The 4 House GOP scandals that could tip the 2018 midterms, explained
By Dylan Scott & Tara Golshan, Vox
The Scott Taylor voter signature forgery scandal, briefly explained
What’s the scandal? Taylor campaign staffers have been accused of submitting forged signatures for dozens of voters — including those of four dead people, as the Virginian-Pilot reported — to get independent candidate Shaun Brown on the ballot in November.
Brown, who ran against Taylor in 2016 as a Democrat, has said she didn’t know the Republican campaign had been collecting signatures on her behalf. The apparent goal of keeping Brown on the ballot would have been to split the Democratic vote between Brown and this year’s Democratic candidate, Elaine Luria. (Brown has her own legal troubles to worry about, as she is already under legal scrutiny for allegedly taking money from a school nutrition program targeted at low-income kids.)
According to the Virginian-Pilot, which attempted to contact hundreds of people whose signatures appeared on the forms to put Brown on the ballot, 59 people said that they had not signed the forms and therefore their signatures were fraudulent; several other signatures, including one of an 83-year-old man who died in 2016, were of deceased people.
Taylor has been subpoenaed to testify about what he knew about the scheme, Roll Call reported this week. He has said he was aware that his staffers had been collecting signatures for Brown, but claimed it was because they believe she had been “disenfranchised” by the Democratic Party.
A criminal investigation is ongoing. The Washington Post reported a state police investigator attended this week’s court hearing.
What does the race look like? Taylor was always going to have a tough race against Luria, and the forgery scandal will only make it more difficult. The Cook Political Report moved the Virginia Second from Lean Republican to Toss-Up after Brown was taken off the ballot this week.
“Taylor is still a relatively € freshman, and the ‘dirty tricks’ that have dominated news of the race for the past few weeks could help Democrats chip away at his image as a squeaky-clean Navy SEAL,” Cook’s Dave Wasserman wrote.
Luria is a former US Navy commander who now runs an art studio. She has earned the Democratic Congressional Campaign Committee’s Red to Blue imprimatur, which means the national party thinks she’s shown she can be a credible candidate.

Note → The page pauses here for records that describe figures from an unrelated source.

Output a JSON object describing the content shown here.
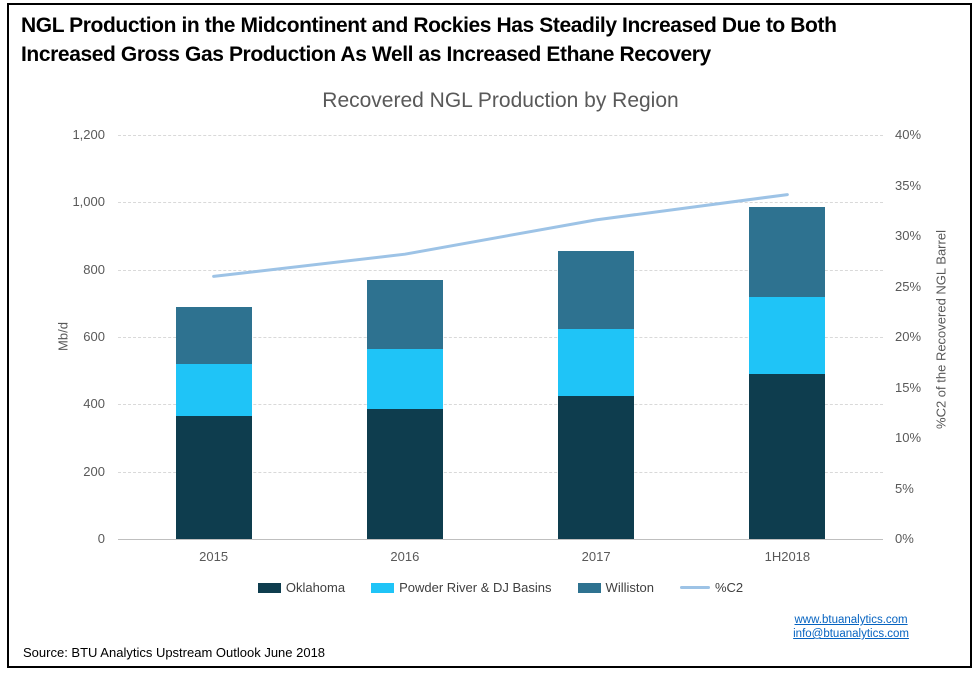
{
  "header": {
    "title_lines": [
      "NGL Production in the Midcontinent and Rockies Has Steadily Increased Due to Both",
      "Increased Gross Gas Production As Well as Increased Ethane Recovery"
    ]
  },
  "chart_data": {
    "type": "bar",
    "subtype": "stacked-bar-with-line",
    "title": "Recovered NGL Production by Region",
    "categories": [
      "2015",
      "2016",
      "2017",
      "1H2018"
    ],
    "series": [
      {
        "name": "Oklahoma",
        "color": "#0e3d4e",
        "values": [
          365,
          385,
          425,
          490
        ]
      },
      {
        "name": "Powder River & DJ Basins",
        "color": "#1fc4f7",
        "values": [
          155,
          180,
          200,
          230
        ]
      },
      {
        "name": "Williston",
        "color": "#2e7290",
        "values": [
          170,
          205,
          230,
          265
        ]
      }
    ],
    "stacked_totals": [
      690,
      770,
      855,
      985
    ],
    "line_series": {
      "name": "%C2",
      "color": "#9dc3e6",
      "axis": "right",
      "values": [
        26,
        28.2,
        31.6,
        34.1
      ]
    },
    "left_axis": {
      "label": "Mb/d",
      "min": 0,
      "max": 1200,
      "step": 200
    },
    "right_axis": {
      "label": "%C2 of the Recovered NGL Barrel",
      "min": 0,
      "max": 40,
      "step": 5,
      "suffix": "%"
    },
    "grid": true,
    "legend_position": "bottom"
  },
  "footer": {
    "source": "Source: BTU Analytics Upstream Outlook June 2018",
    "links": [
      "www.btuanalytics.com",
      "info@btuanalytics.com"
    ]
  },
  "colors": {
    "grid": "#d9d9d9",
    "axis_line": "#bfbfbf",
    "tick_text": "#595959",
    "legend_text": "#404040",
    "link": "#0563c1",
    "border": "#000000"
  }
}
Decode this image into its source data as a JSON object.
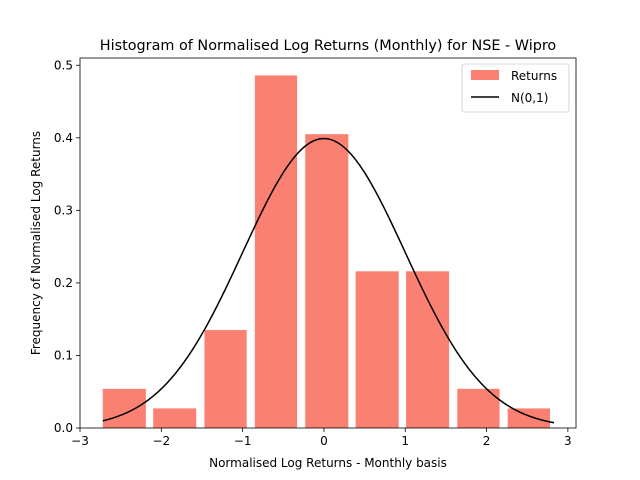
{
  "chart_data": {
    "type": "bar",
    "title": "Histogram of Normalised Log Returns (Monthly) for NSE - Wipro",
    "xlabel": "Normalised Log Returns - Monthly basis",
    "ylabel": "Frequency of Normalised Log Returns",
    "xlim": [
      -3.0,
      3.1
    ],
    "ylim": [
      0.0,
      0.51
    ],
    "xticks": [
      -3,
      -2,
      -1,
      0,
      1,
      2,
      3
    ],
    "xtick_labels": [
      "−3",
      "−2",
      "−1",
      "0",
      "1",
      "2",
      "3"
    ],
    "yticks": [
      0.0,
      0.1,
      0.2,
      0.3,
      0.4,
      0.5
    ],
    "ytick_labels": [
      "0.0",
      "0.1",
      "0.2",
      "0.3",
      "0.4",
      "0.5"
    ],
    "grid": false,
    "legend_position": "top-right",
    "bars": {
      "name": "Returns",
      "color": "#fa8072",
      "x_left": [
        -2.72,
        -2.1,
        -1.47,
        -0.85,
        -0.23,
        0.39,
        1.01,
        1.64,
        2.26
      ],
      "x_right": [
        -2.19,
        -1.57,
        -0.95,
        -0.33,
        0.3,
        0.92,
        1.54,
        2.16,
        2.78
      ],
      "values": [
        0.054,
        0.027,
        0.135,
        0.486,
        0.405,
        0.216,
        0.216,
        0.054,
        0.027
      ]
    },
    "curve": {
      "name": "N(0,1)",
      "color": "#000000",
      "type": "line",
      "x_range": [
        -2.72,
        2.83
      ]
    }
  }
}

In 2016, though Taylor won handily, Trump beat Hillary Clinton in the Virginia Second by just 3 points. It’s a pretty diverse district too: 68 percent white, 20 percent black, 5 percent Asian, 5 percent Latino. Cook rates the district R+3, which means all else being equal, it is 3 points more Republican than the country as a whole.
Taylor is an incumbent, but he is hardly an entrenched one. The left-leaning Public Policy Polling found Luria trailing by just 6 points in an April poll.